A sketch of poor-class Maoris The new native-school teacher, who was "green", "soft", and poetical, and had a literary ambition, called her "August", and fondly hoped to build a romance on her character. She was down in the school registers as Sarah Moses, Maori, 16 years and three months. She looked twenty; but this was nothing, insomuch as the mother of the youngest child in the school -- a dear little half-caste lady of two or three summers -- had not herself the vaguest idea of the child's age, nor anybody else's, nor of ages in the abstract. The church register was lost some six years before, when "Granny", who was a hundred, if a day, was supposed to be about twenty-five. The teacher had to guess the ages of all the new pupils.
August was apparently the oldest in the school -- a big, ungainly, awkward girl, with a heavy negro type of Maori countenance, and about as much animation, mentally or physically, as a cow.
She was given to brooding; in fact, she brooded all the time.
She brooded all day over her school work, but did it fairly well.
How the previous teachers had taught her all she knew was a mystery to the new one.
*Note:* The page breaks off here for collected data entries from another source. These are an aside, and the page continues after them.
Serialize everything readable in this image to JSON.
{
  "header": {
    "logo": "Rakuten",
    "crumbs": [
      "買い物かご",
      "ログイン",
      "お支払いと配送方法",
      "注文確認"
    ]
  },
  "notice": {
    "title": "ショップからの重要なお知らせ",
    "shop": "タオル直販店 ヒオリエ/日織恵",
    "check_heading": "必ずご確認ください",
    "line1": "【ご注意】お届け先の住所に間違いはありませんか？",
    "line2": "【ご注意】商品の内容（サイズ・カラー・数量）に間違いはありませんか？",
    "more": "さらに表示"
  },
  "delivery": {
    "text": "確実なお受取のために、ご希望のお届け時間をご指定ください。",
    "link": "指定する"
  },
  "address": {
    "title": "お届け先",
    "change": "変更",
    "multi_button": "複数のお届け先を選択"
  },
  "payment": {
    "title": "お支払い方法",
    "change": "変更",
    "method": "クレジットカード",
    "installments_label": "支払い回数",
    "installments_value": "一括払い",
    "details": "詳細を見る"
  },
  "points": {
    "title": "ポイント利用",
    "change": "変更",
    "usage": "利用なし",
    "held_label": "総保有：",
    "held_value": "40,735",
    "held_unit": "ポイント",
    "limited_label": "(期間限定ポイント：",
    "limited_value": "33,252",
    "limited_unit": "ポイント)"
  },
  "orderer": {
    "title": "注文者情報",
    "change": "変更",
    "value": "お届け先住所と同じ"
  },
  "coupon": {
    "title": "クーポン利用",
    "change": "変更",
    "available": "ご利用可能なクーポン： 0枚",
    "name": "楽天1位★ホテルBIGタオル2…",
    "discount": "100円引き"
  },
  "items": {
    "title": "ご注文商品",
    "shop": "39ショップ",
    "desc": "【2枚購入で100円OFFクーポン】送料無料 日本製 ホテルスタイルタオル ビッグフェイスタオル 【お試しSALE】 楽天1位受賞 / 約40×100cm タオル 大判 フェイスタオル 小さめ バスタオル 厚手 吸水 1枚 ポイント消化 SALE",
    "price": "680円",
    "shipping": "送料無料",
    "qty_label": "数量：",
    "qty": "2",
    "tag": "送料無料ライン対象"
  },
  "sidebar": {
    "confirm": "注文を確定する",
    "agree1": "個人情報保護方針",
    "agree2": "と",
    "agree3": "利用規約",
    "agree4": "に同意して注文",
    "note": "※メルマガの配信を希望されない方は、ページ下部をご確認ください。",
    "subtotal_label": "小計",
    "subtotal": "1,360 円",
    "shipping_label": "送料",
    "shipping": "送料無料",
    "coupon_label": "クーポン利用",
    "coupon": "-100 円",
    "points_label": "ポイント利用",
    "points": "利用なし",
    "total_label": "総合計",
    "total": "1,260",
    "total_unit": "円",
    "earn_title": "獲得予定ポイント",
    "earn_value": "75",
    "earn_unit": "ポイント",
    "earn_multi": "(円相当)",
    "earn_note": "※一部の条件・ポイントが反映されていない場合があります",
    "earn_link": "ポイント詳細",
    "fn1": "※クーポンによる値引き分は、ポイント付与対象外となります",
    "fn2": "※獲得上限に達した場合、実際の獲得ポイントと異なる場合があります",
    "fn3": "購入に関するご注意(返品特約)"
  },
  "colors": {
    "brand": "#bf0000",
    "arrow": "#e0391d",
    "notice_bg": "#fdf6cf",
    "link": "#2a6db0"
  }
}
There had been a tragedy in August's family when she was a child, and the affair seemed to have cast a gloom over the lives of the entire family, for the lowering brooding cloud was on all their faces. August would take to the bush when things went wrong at home, and climb a tree and brood till she was found and coaxed home.
Things, according to pa gossip, had gone wrong with her from the date of the tragedy, when she, a bright little girl, was taken -- a homeless orphan -- to live with a sister, and, afterwards, with an aunt-by-marriage. They treated her, 'twas said, with a brutality which must have been greatly exaggerated by pa-gossip, seeing that unkindness of this deion is, according to all the best authorities, altogether foreign to Maori nature.
Pa-gossip -- which is less reliable than the ordinary washerwoman kind, because of a deeper and more vicious ignorance -- had it that one time when August was punished by a teacher (or beaten by her sister or aunt-by-marriage) she "took to the bush" for three days, at the expiration of which time she was found on the ground in an exhausted condition. She was evidently a true Maori or savage, and this was one of the reasons why the teacher with the literary ambition took an interest in her. She had a print of a portrait of a man in soldier's uniform, taken from a copy of the `Illustrated London News', pasted over the fireplace in the whare where she lived, and neatly bordered by vandyked strips of silvered tea-paper.
She had pasted it in the place of honour, or as near as she could get to it.
The place of honour was sacred to framed representations of the Nativity and Catholic subjects, half-modelled, half-pictured.
The print was a portrait of the last Czar of Russia, of all the men in the world; and August was reported to have said that she loved that man.
His father had been murdered, so had her mother. This was one of the reasons why the teacher with the literary ambition thought he could get a romance out of her.
After the first week she hung round the new schoolmistress, dog-like -- with "dog-like affection", thought the teacher. She came down often during the holidays, and hung about the verandah and back door for an hour or so; then, by-and-bye, she'd be gone. Her brooding seemed less aggressive on such occasions. The teacher reckoned that she had something on her mind, and wanted to open her heart to "the wife", but was too ignorant or too shy, poor girl; and he reckoned, from his theory of Maori character, that it might take her weeks, or months, to come to the point. One day, after a great deal of encouragement, she explained that she felt "so awfully lonely, Mrs. Lorrens."
All the other girls were away, and she wished it was school-time.
She was happy and cheerful again, in her brooding way, in the playground.
There was something sadly ludicrous about her great, ungainly figure slopping round above the children at play. The schoolmistress took her into the parlour, gave her tea and cake, and was kind to her; and she took it all with broody cheerfulness.
One Sunday morning she came down to the cottage and sat on the edge of the verandah, looking as wretchedly miserable as a girl could.
She was in rags -- at least, she had a rag of a dress on -- and was barefooted and bareheaded. She said that her aunt had turned her out, and she was going to walk down the coast to Whale Bay to her grandmother -- a long day's ride. The teacher was troubled, because he was undecided what to do. He had to be careful to avoid any unpleasantness arising out of Maori cliqui**. As the teacher he couldn't let her go in the state she was in; from the depths of his greenness he trusted her, from the depths of his softness he pitied her; his poetic nature was fiercely indignant on account of the poor girl's wrongs, and the wife spoke for her. Then he thought of his unwritten romance, and regarded August in the light of copy, and that settled it. While he talked the matter over with his wife, August "hid in the dark of her hair," awaiting her doom. The teacher put his hat on, walked up to the pa, and saw her aunt. She denied that she had turned August out, but the teacher believed the girl. He explained his position, in words simplified for Maori comprehension, and the aunt and relations said they understood, and that he was "perfectly right, Mr. Lorrens."
They were very respectful. The teacher said that if August would not return home, he was willing to let her stay at the cottage until such time as her uncle, who was absent, returned, and he (the teacher) could talk the matter over with him. The relations thought that that was the very best thing that could be done, and thanked him.